„Ein herzzerreißendes Meisterwerk über einen unvorstellbaren Verlust“ wird Linn Ullmann auf dem Buchcover zitiert – was nicht besser ausgedrückt werden könnte.
„Carls Buch“ ist ein sehr persönliches und gleichzeitig unendlich trauriges, seitenweise fast albtraumhaftes Buch.
Die dänische Schriftstellerin und Dichterin Naja Marie Aidt, die zu den wichtigsten Stimmen Skandinaviens zählt, hat darin das Schlimmste, was einer Mutter, bzw. Eltern widerfahren kann, verarbeitet: Den Tod des eigenen Kindes:
Im Alter von nur 25 Jahren kommt Naja Marie Aidts Sohn Carl im Jahr 2015 ums Leben. Er stürzt sich nach der Einnahme von halluzinogenen Pilzen aus dem Fenster. Nicht nur sein eigenes Leben ist von einem auf den anderen Tag beendet, auch seine Familie wird in ihrer Verzweiflung aus der Bahn geworfen. Wie es nach einem langen Prozess des Begreifens und des Verarbeitens der Trauer überhaupt einigermaßen wieder möglich wird, dem eigenen Leben eine gewisse Struktur zu verleihen, daran lässt die Autorin uns teilhaben.
Neun Monate nach Carls Tod beginnt sie ein Trauertagebuch zu schreiben und versucht das, was geschehen ist, in Worte zu fassen, obwohl es für das schier unerträgliche Geschehnis eigentlich gar keine Worte gibt.

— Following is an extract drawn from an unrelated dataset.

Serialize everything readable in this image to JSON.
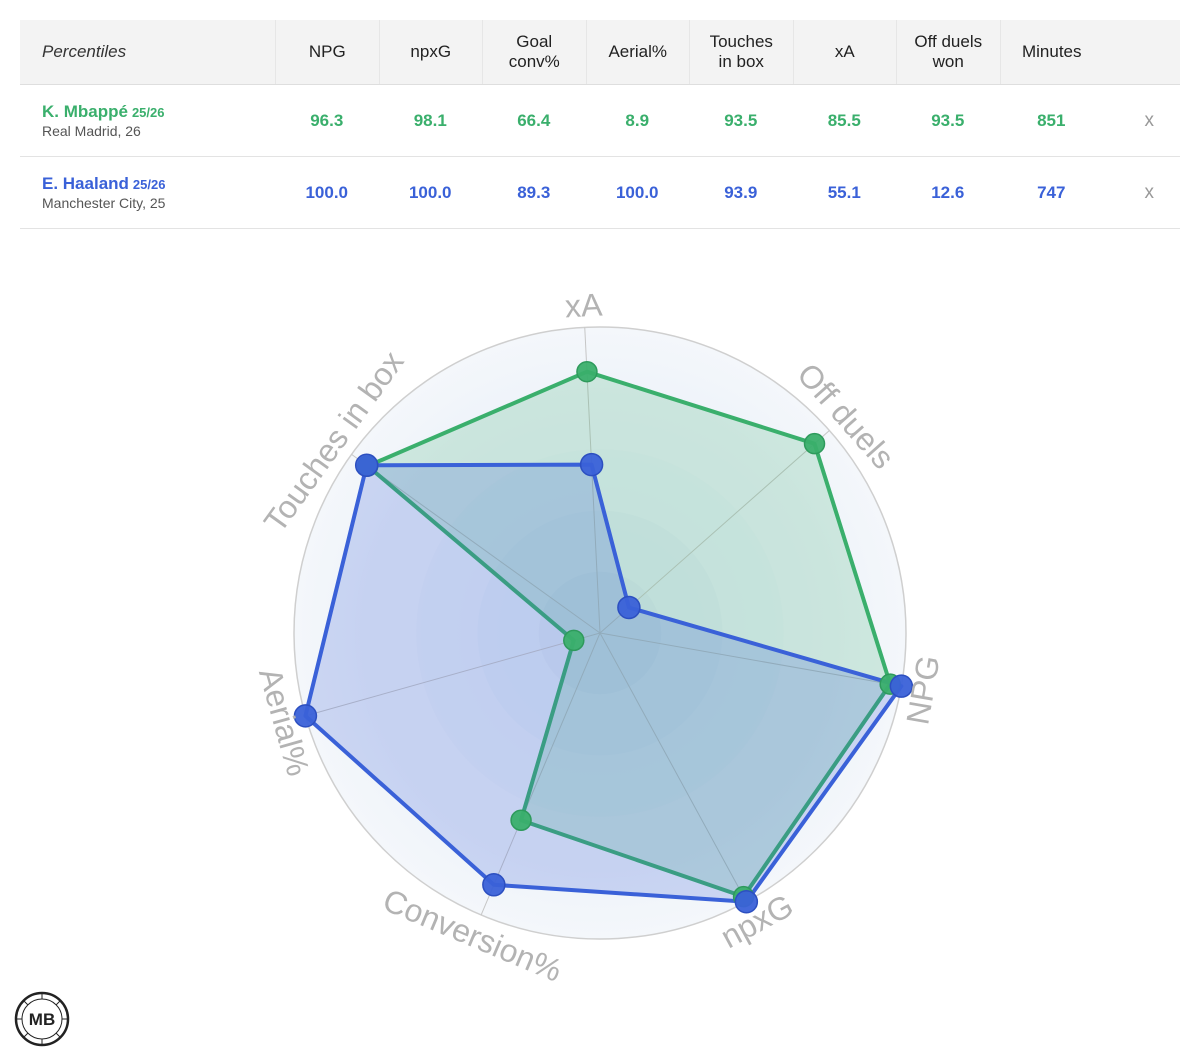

„[…] und deine Hand war so kalt, dass die Kälte hinaufkroch in mein Gesicht, meinen Kopf, meinen Schädel.“ (eBook S. 11).
Wir lesen frühe Tagebuchaufzeichnungen mit kurzen Episoden aus Carls Kindheit, Erinnerungen an gemeinsam Erlebtes, Notizen von Carl selbst, Szenen, die sich innerhalb der Familie nach der Todesnachricht abspielen und wie die Tage danach ablaufen; weiter von der Unfallrekonstruktion, dem Unfallbericht mit Carls Verletzungen, Gedanken über Organspenden, Sätze aus dem Gilgamesch-Epos, Zeilen aus Büchern von den französischen Schriftstellern Stéphane Mallarmé und Jacques Roubaud, die ihrerseits ebenfalls ihre Trauer schreibend verarbeitet haben.
So setzt sich das Buch aus vielen unterschiedlichen Fragmenten zusammen. Keine andere Form als diese zerrissenen, zusammengestückelten Texte könnte wohl das qualvolle Leid der geschilderten Grenzerfahrung derart eindringlich und zugleich präzise literarisch wiedergeben.
Ein ergreifend bedrückendes Buch, das sich gleichzeitig ungemein intensiv und tief liest.
Naja Marie Aidt: Carls Buch – Hat der Tod dir etwas genommen, dann gib es zurück.
Aus dem Dänischen übersetzt von Ursel Allenstein.
Luchterhand Literaturverlag, August 2021.
176 Seiten, Gebundene Ausgabe, 20,00 Euro.
Diese Rezension wurde verfasst von Annegret Glock.